Chetoka and Keytano were beginning to get very angry with each other. Then Lapari, a medicine man who was known for his wisdom, held up his hands to call for both to be quiet.

“I have the answer,” he said.

“What is the answer?” Keytano asked.

“We will ask Dlo Binanta to find the white men who did this to Yaakos Gan. He will find them and kill them, then return to us with word that he has done so.”

“How will we know he has killed them?” Chetopa said. “He is a man of deceit. He might say that he has killed them when he has not.”

“We will make him prove that he has killed them,” Lapari said. “We will ask him to bring their scalps so that we might see them.”

“A white man will not scalp another white man,” Chetopa said.

“I will ask if he will do this,” Keytano said. “I believe if I ask this of him, he will do it.”

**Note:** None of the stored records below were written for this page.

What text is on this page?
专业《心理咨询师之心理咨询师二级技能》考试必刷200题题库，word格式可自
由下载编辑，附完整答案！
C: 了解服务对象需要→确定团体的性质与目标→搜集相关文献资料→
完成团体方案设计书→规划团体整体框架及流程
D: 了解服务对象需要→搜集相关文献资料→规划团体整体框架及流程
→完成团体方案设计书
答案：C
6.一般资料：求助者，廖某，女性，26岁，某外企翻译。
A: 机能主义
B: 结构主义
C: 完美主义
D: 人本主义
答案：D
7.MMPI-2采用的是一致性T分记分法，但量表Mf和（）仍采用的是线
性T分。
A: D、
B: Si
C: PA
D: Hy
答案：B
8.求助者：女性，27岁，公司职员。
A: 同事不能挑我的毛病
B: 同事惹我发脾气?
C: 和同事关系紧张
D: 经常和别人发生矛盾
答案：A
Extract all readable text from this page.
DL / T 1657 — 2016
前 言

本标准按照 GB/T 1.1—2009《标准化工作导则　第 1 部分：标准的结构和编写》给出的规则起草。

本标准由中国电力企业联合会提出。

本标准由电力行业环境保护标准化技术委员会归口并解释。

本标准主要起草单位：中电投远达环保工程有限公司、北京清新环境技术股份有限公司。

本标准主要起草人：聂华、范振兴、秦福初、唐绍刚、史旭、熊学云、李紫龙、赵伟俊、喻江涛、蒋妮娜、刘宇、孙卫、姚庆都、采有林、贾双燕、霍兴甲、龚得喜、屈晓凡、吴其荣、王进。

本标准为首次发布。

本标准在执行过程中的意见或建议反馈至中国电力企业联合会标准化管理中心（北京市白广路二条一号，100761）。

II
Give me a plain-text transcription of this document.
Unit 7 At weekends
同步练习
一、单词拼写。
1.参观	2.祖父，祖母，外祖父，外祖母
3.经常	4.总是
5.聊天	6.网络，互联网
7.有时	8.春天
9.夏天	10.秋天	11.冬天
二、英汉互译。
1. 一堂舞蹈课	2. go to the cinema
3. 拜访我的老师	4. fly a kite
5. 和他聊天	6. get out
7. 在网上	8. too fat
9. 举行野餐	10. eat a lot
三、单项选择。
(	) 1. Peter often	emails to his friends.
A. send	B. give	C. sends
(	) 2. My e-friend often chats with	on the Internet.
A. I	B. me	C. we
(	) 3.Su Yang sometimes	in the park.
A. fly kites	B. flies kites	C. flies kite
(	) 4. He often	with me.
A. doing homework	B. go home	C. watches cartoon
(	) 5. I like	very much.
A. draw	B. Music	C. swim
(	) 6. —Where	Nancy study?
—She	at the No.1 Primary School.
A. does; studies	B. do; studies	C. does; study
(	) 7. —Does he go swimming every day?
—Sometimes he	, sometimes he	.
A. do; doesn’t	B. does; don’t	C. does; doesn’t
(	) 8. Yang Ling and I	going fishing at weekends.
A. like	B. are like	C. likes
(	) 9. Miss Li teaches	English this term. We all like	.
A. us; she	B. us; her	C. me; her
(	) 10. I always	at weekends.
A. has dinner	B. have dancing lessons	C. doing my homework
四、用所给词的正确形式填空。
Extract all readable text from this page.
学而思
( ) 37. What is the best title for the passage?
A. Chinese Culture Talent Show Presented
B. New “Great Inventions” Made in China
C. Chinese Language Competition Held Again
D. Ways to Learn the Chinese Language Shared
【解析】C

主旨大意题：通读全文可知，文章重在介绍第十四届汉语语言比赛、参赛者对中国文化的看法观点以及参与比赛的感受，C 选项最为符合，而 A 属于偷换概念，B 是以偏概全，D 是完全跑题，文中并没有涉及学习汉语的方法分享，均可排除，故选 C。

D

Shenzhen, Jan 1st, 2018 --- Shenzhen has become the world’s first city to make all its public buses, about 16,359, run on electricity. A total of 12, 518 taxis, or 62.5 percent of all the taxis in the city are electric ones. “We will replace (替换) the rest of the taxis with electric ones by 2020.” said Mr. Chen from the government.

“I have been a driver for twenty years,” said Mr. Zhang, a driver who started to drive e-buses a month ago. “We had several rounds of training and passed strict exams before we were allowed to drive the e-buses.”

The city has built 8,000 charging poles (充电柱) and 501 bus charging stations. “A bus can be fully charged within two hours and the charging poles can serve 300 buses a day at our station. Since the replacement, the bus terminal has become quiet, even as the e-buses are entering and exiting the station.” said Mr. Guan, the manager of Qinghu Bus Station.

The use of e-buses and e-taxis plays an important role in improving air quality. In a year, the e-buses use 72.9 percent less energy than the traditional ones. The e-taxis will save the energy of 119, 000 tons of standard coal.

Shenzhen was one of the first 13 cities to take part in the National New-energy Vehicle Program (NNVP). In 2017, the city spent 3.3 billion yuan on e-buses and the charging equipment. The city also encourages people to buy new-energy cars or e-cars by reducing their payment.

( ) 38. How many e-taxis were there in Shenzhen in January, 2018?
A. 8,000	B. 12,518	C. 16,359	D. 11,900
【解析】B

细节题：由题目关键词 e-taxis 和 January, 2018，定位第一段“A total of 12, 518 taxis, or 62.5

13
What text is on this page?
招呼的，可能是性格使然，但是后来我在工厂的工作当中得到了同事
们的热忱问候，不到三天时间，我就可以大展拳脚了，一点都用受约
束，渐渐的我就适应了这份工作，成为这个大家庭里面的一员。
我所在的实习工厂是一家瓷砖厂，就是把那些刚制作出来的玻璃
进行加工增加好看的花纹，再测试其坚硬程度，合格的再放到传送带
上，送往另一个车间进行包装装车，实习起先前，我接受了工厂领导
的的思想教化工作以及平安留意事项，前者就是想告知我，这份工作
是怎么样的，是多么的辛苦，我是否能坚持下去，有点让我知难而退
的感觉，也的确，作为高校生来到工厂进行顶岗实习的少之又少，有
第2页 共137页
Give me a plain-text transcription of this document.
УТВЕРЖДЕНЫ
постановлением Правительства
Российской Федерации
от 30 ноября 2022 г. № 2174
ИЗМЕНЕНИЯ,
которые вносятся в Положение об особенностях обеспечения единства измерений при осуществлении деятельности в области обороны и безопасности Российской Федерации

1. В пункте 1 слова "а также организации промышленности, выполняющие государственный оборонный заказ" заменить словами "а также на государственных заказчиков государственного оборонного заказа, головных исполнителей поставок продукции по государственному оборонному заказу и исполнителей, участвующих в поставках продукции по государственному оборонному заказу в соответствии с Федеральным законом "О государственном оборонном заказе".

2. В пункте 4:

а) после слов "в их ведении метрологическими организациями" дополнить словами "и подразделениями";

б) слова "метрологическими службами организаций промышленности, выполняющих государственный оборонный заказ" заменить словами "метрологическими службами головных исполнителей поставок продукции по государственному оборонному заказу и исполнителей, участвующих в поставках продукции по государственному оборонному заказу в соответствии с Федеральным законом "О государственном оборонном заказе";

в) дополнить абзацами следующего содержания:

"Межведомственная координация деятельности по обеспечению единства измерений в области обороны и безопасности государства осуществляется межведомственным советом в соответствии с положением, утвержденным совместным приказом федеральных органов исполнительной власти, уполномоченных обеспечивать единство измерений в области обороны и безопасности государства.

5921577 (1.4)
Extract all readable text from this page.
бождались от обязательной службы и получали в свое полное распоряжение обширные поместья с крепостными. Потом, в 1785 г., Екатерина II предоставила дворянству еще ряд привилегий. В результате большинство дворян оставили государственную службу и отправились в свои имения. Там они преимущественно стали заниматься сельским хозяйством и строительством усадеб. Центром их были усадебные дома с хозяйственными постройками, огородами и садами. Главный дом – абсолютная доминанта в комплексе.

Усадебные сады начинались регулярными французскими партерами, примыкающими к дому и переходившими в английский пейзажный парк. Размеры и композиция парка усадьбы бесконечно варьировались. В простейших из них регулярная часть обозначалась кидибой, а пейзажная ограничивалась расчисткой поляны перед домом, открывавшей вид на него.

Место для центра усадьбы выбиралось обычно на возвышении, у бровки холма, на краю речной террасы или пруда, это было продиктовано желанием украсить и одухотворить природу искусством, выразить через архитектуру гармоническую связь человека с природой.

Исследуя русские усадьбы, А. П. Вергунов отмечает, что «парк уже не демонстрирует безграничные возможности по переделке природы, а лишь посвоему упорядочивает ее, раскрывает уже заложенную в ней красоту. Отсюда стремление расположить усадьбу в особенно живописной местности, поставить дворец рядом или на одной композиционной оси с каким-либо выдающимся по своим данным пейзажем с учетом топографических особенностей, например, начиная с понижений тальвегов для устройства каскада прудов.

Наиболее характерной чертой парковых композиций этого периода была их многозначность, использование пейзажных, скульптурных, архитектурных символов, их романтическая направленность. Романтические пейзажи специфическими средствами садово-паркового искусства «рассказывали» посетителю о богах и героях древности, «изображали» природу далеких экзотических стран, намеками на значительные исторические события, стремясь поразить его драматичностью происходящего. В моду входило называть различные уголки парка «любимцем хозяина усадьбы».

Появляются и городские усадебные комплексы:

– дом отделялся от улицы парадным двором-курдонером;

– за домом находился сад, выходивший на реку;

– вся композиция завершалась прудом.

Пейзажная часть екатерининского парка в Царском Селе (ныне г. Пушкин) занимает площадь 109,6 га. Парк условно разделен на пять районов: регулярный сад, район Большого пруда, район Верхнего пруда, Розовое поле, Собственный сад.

“What makes you believe he will do it? Remember, he is an enemy of the Apache.”

“Yes, he is an enemy of the Apache, but he is an enemy of much honor. If he says he will kill these evil men and bring their scalps to us, I believe he will do it.”

“Call him from the wickiup and ask him,” Chetopa challenged. “He will say no.”

Keytano shook his head. “I will not ask him before others. I will ask him alone.”

Chetopa shook his head. “No, that is not good. If he says he will not do so, I think you will not tell us.”

Keytano glared at Chetopa. Chetopa was younger and stronger, but he had just questioned the veracity of his chief, and in doing so, was stepping into very dangerous ground, for Keytano had many who would fight for him.